Così come mi era piaciuto “Il Tempo delle Mele”.
Ma è ovvio!! Era quello il mio approccio cinematografico e, ancor di più, quei film si avvicinavano alle tempeste ormonali del tempo che se ne fregavano dei movimenti-macchina, dei primi piano all’americana, delle musiche elaborate.
poi, come in tutte le cose, ci si evolve … si chiede di più e si ricerca di più. magari si studia un po’ di più e si matura e si sorride vergognandosi un po’ del proprio passato. Ma non credo che sia il caso di rinnegarlo.
Io penso che i ragazzetti che vanno a vedere i film di Muccino dopo un po’ comincieranno a guardarsi intorno ed a fare i confronti … esplorare altri generi cinematografici ed a capire la differenza tra un film “leggero” ed un film “impegnato” poichè, come ha scritto laragazzadellospazio, potranno giudicare perchè hanno visto sia l’uno che l’altro.
Volf
Sir Andrea
06 mar 2008 - 11:45 - #19Il film l’ho visto (non avevo niente da fare, e poi stavo con non una, ma ben due ragazze XD) e devo dire che è davvero brutto! La recensione è davvero perfetta… solo che a mio parere si salva anche una terza canzone: “Que-reste-t-il de nos amour” di Charles Trenet XD
Mi spigate anche perché gli attori italiani parlano velocissimo e non si capisce mai niente di quello che dicono? Capisco meglio un film in inglese -_-
George_star
06 mar 2008 - 12:45 - #20una mia amica che ha visto anche ’scusa se lo chiamo amore’ mi ha detto che le è piaciuto molto.
non ha avuto tempo di dirmi di più visto che doveva tornare in clinica (non a lavorare)
Gabriele C.
06 mar 2008 - 14:57 - #21@laragazzadellospazio: lo yogurt scaduto è molto più buono dello zucchero trito e ritrito :D
Gattide
07 mar 2008 - 09:10 - #22Io non mi aspetterei di più da Silvio Muccino, non è facile e non è normale uscire col primo lungometraggio senza essersi misurati neanche con un cortometraggio, senza aver fatto gavetta ( quella vera! ) senza aver studiato, senza preparazione e solo perchè tuo fratello beh , diciamolo, ti ha dato una spinta!
Io sono contenta che sia andata male non per invidia ma perchè ho la conferma che essere raccomandati ti può portare al successo facile, a poter realizzare il tuo primo cortomtraggio facilmente ma questo non vuol dire che farai una cosa bella ed apprezzabile!
Gattide
07 mar 2008 - 09:11 - #23volevo scrivere lungometraggio…sorry!
malas
21 lug 2008 - 09:42 - #24Scusate ma Muccino cosa è? Attore? Regista?

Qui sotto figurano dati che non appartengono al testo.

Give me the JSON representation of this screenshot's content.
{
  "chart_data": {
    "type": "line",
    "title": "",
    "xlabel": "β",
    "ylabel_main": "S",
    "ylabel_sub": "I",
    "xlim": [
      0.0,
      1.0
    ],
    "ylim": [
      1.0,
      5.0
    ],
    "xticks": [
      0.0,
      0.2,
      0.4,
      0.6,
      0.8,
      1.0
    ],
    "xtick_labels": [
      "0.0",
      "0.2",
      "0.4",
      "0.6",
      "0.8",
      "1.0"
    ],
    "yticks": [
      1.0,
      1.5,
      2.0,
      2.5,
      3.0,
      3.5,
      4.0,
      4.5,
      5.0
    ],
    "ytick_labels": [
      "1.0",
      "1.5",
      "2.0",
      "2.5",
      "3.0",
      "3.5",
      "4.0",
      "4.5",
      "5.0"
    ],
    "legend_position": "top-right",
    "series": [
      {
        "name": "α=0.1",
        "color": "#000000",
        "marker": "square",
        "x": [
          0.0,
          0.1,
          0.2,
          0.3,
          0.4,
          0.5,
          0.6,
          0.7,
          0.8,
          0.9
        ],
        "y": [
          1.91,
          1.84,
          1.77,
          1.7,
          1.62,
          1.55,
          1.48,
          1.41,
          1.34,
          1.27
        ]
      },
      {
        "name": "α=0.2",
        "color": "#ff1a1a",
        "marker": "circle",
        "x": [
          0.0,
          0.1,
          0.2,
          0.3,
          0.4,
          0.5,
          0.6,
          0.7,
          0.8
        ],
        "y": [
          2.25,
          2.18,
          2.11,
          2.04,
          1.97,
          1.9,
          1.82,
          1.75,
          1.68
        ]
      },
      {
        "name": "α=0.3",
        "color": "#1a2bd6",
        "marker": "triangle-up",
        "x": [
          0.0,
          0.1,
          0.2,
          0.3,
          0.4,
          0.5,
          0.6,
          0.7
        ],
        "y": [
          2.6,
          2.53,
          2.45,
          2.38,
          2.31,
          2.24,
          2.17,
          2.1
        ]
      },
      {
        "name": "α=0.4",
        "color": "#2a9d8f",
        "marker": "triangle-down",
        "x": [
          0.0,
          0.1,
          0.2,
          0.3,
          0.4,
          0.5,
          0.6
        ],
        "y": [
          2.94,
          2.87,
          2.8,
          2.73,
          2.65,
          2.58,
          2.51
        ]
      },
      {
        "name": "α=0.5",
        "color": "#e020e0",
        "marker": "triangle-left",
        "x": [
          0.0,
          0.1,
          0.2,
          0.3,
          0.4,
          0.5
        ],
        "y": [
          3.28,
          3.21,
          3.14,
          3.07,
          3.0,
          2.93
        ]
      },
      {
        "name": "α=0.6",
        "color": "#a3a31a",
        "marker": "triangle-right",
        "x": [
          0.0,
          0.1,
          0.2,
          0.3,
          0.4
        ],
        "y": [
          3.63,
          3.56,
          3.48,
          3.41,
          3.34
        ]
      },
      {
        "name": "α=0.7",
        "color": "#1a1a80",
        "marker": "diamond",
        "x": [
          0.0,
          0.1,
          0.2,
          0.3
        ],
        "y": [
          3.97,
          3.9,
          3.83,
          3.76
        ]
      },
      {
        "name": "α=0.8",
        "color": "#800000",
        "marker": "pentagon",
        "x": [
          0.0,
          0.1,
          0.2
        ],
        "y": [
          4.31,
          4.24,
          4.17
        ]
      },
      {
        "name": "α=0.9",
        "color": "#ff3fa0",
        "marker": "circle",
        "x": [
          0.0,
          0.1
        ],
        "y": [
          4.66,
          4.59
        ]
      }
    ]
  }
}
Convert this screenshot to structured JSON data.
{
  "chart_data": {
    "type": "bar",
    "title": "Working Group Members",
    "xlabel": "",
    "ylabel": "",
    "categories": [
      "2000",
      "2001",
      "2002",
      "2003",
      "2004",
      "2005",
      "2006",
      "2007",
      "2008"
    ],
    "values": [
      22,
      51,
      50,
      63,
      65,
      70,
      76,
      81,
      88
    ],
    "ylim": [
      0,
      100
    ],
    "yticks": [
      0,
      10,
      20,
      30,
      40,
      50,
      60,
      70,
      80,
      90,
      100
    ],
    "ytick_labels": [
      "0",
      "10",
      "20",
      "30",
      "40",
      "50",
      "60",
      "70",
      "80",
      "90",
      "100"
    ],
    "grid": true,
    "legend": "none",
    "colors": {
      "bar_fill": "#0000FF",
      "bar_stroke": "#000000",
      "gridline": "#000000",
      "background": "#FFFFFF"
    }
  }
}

Dai non scherziamo…la fotografia gliela fanno, le riprese gliele fanno, il film glielo montano…dai vergogna. Che tristone. Aveva anche la lisca hahahaha
giardinero
13 gen 2009 - 16:11 - #25L’ho visto di recente. Il film è un guazzabuglio lento e noioso, senza capo ne coda. Fa citazioni importanti e cerca di trattare anche temi profondi ma lo fa con troppa superficialità. I dialoghi sono ridicoli e scontati. Muccino non può essere al contempo scrittore, sceneggiatore, regista e attore protagonista senza averne lo spessore. Insomma un Muccino presuntuoso in un film pretestuoso di cui salvo solo la colonna sonora. Bocciato.